Ketika urusan poligami mencuat, mereka atas nama kaum perempuan ribut. Tapi ketika urusan Pelacuran - Pemesuman & Perzinahan kenapa tidak ada satupun kaum perempuan yang ribut ?
Sikap aneh pemerintah terhadap poligami dan zina nampak dengan jelas. Terhadap zina, yakni kasus Yahya Zaini dan Maria Eva, pemerintah nampak kurang merespons dan tidak melakukan langkah politik apa pun. Hanya polisi yang konon ceritanya akan mengusut kasus aborsi Maria Eva yang katanya disuruh isteri Yahya Zaini untuk melakukan aborsi. Polisi katanya juga akan mengusut siapa penyebar video porno Yahya Zaini tersebut.

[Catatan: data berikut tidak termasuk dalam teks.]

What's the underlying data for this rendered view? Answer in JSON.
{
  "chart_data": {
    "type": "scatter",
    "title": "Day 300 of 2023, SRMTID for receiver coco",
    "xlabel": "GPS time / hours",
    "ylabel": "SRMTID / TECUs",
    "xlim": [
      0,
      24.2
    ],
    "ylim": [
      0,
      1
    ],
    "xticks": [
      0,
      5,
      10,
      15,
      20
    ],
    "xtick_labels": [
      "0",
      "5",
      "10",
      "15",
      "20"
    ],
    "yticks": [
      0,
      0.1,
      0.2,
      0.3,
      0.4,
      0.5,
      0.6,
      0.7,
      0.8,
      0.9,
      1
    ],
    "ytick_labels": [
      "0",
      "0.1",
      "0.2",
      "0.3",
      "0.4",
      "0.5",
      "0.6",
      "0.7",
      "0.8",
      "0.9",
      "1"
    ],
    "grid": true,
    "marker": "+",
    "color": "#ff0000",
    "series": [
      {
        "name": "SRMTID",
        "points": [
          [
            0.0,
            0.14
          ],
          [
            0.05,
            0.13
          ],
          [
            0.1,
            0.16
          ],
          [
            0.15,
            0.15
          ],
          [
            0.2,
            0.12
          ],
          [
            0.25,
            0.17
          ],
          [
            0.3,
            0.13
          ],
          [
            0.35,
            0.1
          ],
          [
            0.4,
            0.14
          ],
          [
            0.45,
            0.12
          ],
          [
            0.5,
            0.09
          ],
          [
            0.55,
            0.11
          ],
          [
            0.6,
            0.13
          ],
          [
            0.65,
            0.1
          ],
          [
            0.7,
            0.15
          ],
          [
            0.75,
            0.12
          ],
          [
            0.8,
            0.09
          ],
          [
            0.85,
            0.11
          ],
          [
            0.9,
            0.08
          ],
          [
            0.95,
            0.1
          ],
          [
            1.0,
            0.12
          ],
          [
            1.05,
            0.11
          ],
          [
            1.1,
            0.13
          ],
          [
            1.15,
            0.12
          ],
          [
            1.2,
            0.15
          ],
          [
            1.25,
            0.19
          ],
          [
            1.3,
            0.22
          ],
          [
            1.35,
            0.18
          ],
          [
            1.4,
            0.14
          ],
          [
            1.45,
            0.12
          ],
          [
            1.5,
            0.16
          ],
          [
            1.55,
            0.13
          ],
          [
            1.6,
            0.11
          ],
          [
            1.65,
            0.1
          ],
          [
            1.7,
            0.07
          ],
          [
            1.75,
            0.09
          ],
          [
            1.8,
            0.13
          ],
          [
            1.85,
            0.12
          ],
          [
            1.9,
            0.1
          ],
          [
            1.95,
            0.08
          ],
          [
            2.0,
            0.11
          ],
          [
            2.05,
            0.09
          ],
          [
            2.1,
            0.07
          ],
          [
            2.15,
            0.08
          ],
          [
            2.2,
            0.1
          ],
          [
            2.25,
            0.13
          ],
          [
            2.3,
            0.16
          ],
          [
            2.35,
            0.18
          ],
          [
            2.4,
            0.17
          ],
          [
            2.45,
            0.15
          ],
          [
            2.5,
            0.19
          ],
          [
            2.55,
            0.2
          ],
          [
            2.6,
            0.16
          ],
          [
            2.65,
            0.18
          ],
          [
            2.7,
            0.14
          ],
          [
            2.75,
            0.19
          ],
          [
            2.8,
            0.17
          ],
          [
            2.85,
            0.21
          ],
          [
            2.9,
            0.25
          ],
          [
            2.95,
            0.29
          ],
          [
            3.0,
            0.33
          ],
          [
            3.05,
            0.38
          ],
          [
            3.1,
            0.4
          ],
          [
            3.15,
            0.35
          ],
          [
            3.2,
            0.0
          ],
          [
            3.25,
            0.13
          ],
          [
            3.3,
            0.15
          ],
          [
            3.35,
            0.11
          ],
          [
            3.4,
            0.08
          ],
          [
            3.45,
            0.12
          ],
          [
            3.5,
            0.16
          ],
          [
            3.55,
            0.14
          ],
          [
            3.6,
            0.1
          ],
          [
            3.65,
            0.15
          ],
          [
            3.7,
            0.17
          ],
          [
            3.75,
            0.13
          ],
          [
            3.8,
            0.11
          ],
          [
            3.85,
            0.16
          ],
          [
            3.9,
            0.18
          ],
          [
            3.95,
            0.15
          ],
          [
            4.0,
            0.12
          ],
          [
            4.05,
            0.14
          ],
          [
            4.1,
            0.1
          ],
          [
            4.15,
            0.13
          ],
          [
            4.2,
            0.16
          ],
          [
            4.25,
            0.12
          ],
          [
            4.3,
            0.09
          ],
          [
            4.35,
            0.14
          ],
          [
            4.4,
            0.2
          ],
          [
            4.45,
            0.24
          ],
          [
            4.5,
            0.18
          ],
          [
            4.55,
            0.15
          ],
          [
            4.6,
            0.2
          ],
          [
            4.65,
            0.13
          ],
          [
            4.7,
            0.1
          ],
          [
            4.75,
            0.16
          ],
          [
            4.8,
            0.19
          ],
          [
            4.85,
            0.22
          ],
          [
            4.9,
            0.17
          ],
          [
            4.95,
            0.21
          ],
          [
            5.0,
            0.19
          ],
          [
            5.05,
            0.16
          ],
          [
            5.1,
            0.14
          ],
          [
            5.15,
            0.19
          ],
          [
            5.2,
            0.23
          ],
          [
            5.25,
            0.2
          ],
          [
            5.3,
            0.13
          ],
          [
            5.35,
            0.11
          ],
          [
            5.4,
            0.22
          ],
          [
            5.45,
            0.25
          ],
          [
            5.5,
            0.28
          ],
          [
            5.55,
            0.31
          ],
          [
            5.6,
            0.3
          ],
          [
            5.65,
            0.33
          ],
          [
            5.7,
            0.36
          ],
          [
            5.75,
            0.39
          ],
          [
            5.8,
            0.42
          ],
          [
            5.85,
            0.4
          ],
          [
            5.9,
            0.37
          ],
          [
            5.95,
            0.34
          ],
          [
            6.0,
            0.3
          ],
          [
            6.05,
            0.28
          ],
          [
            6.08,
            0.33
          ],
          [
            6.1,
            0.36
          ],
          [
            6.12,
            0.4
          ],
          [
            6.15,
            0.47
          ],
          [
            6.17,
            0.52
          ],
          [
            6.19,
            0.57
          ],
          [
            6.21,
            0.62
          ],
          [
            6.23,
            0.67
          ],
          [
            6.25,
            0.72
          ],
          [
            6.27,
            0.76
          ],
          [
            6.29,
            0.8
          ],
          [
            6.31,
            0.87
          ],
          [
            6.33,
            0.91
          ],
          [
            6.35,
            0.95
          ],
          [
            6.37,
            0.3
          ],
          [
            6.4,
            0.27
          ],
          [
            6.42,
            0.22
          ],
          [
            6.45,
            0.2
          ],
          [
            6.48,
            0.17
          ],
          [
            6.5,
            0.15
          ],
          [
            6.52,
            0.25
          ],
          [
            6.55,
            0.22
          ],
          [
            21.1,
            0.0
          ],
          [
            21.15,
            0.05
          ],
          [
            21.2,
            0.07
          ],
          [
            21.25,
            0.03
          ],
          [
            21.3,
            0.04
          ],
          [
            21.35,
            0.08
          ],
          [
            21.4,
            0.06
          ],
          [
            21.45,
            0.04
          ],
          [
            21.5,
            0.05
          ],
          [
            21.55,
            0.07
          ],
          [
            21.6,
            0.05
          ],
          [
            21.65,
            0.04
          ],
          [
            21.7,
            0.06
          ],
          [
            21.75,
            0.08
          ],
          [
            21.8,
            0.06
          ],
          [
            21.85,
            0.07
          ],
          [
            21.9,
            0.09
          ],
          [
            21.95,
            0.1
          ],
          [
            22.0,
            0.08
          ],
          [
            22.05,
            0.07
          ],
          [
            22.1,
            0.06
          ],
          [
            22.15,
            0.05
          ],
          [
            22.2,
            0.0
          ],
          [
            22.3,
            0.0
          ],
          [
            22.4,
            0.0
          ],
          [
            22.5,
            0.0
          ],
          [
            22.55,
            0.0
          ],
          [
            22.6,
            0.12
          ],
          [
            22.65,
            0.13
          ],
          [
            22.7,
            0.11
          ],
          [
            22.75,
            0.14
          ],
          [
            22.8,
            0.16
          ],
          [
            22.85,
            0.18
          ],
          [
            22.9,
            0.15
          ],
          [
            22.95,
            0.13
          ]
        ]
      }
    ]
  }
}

Namun menyikapi poligami, seperti yang dilakukan Aa Gym, pemerintah seperti kebakaran jenggot. Setelah HP SBY dan Ibu Negara mendapat ribuan SMS yang memprotes poligami Aa Gym (44) dengan Alfarini Eridani (37), pemerintah segera melakukan langkah-langkah politis yang spektakuler, emosional, dan reaksioner. Menteri Pemberdayaan Perempuan, Meutia Hatta dan Dirjen Bimas Islam Nasaruddin Umar dipanggil mendadak oleh Presiden SBY dan diberi instruksi untuk merevisi UU Perkawinan. Tujuannya agar larangan PNS untuk berpoligami diperketat lagi. Bahkan Nasarudin Umar, di TV menegaskan ada rencana untuk memperluas larangan poligami. Maksudnya tidak hanya PNS saja yang dilarang, tapi juga masyarakat umum. Bahkan Nasarudin main ancam segala, bahwa siapa saja kyai atau ustadz yang menikahkan orang untuk berpoligami, dapat dipidanakan.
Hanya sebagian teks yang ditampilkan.